The RBI’s decision evoked strong reaction from traders and trade bodies stating that big importers and exporters will suffer at the absence of this cheaper financial instrument. Many exporters import raw materials and availed LoUs and increase in their cost will impact their competitiveness.

“A lot of people especially genuine businessmen will be impacted and the ban is not exactly the proper thing to do” said Rajesh Mehta, Chairman, Rajesh Exports Ltd, one of India’s largest bullion exporters said.

He said the cost for trade will go up as LoU was a simple method to avail international trade finance. LoUs are the cheapest source of funding as it is prices 20-30 bps above the LIBOR, typically three or six month. The total cost is around 2.3% which is much lower than any rupee loan product which are over 9%. Since LoU route is no longer, importers have to take bank guarantees or letter of credit which are expensive.

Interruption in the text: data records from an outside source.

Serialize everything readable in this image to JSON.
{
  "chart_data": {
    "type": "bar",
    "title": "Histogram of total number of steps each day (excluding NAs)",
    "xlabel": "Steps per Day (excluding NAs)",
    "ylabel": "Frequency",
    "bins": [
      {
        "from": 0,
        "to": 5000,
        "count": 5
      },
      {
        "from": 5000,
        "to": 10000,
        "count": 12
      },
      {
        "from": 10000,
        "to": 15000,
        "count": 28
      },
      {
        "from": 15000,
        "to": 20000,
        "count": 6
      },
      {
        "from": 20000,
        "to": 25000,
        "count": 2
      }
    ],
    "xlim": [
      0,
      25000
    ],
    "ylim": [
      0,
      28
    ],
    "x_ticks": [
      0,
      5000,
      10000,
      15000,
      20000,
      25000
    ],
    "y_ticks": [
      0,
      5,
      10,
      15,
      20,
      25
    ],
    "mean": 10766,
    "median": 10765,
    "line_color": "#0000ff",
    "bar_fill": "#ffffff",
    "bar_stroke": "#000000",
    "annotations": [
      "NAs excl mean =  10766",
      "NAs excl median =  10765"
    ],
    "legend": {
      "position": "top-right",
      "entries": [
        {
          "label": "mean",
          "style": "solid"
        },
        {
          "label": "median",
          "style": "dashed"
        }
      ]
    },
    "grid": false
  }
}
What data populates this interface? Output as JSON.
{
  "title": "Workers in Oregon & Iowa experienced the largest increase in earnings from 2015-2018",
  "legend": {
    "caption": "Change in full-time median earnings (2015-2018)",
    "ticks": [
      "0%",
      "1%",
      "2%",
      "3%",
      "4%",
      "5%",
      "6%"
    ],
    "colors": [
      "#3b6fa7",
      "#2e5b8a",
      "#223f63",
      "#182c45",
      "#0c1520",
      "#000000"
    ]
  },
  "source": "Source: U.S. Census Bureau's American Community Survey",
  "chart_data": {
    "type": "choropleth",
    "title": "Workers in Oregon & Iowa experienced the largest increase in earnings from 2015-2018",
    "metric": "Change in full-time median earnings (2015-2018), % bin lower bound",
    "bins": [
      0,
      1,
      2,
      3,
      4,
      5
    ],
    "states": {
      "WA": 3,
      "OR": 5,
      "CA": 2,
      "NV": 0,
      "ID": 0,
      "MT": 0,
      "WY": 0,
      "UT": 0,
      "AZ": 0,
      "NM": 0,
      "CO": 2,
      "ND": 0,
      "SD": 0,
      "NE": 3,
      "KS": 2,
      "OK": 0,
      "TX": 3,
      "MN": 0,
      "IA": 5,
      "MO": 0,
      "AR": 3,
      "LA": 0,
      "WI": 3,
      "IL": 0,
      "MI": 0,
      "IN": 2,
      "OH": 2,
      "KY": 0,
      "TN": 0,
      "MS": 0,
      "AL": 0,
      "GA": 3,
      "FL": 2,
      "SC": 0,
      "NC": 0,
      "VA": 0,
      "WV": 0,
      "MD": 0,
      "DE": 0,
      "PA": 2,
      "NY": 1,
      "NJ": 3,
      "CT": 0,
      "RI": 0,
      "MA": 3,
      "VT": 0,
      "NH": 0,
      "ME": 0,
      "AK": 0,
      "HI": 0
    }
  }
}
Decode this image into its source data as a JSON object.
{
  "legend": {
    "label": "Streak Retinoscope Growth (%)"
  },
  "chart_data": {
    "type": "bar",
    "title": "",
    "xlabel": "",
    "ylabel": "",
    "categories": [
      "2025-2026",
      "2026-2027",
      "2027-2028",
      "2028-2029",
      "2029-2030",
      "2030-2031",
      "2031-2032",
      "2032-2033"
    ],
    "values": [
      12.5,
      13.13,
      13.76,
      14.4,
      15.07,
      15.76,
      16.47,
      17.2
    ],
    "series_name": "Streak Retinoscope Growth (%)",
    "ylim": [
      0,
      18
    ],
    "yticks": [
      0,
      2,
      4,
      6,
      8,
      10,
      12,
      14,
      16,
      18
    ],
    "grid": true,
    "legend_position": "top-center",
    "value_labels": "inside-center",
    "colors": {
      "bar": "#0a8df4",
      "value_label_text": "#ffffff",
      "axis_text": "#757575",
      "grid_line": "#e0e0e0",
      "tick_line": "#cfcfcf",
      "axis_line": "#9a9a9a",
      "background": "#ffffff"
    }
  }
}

In a statement industry body CII, termed the central bank’s decision as disruptive.

“The decision would have a disruptive impact on the buyers’ credit market, in the immediate term. The traders who have been conducting business through these instruments will now have to necessarily shift their transactions to Letters of Credit and Bank Guarantees. The result would be that cost of credit may go up, especially for the SMEs,” Shobana Kamineni, President of CII said.

Industry bodies have said that Gems and Jewellery sector will face the heat following the LoU ban

ASSOCHAM secretary general D.S. Rawat said soon after the ban importers were not able to raise money to get their shipments, essentially in the gems and jewellery trade.

“The costs have gone up since raising money through the LoU was the cheapest source of raising finance. We had a product which was an important instrument of trade finance, particularly for import based exporters; so, if a few black sheep have taken advantage of the situation, the fault does not lie with the LoU,” Mr Rawat said.

Vinay Sharma, Chairman, Export Promotion Council of EoUs and SEZs which has 5000 members also said the gem and jewellery sector will be affected the most because they import heavily to carry out business and avail LoU facility. “Our members had called up stating that they are carrying out the impact assessment and will revert back,” he said.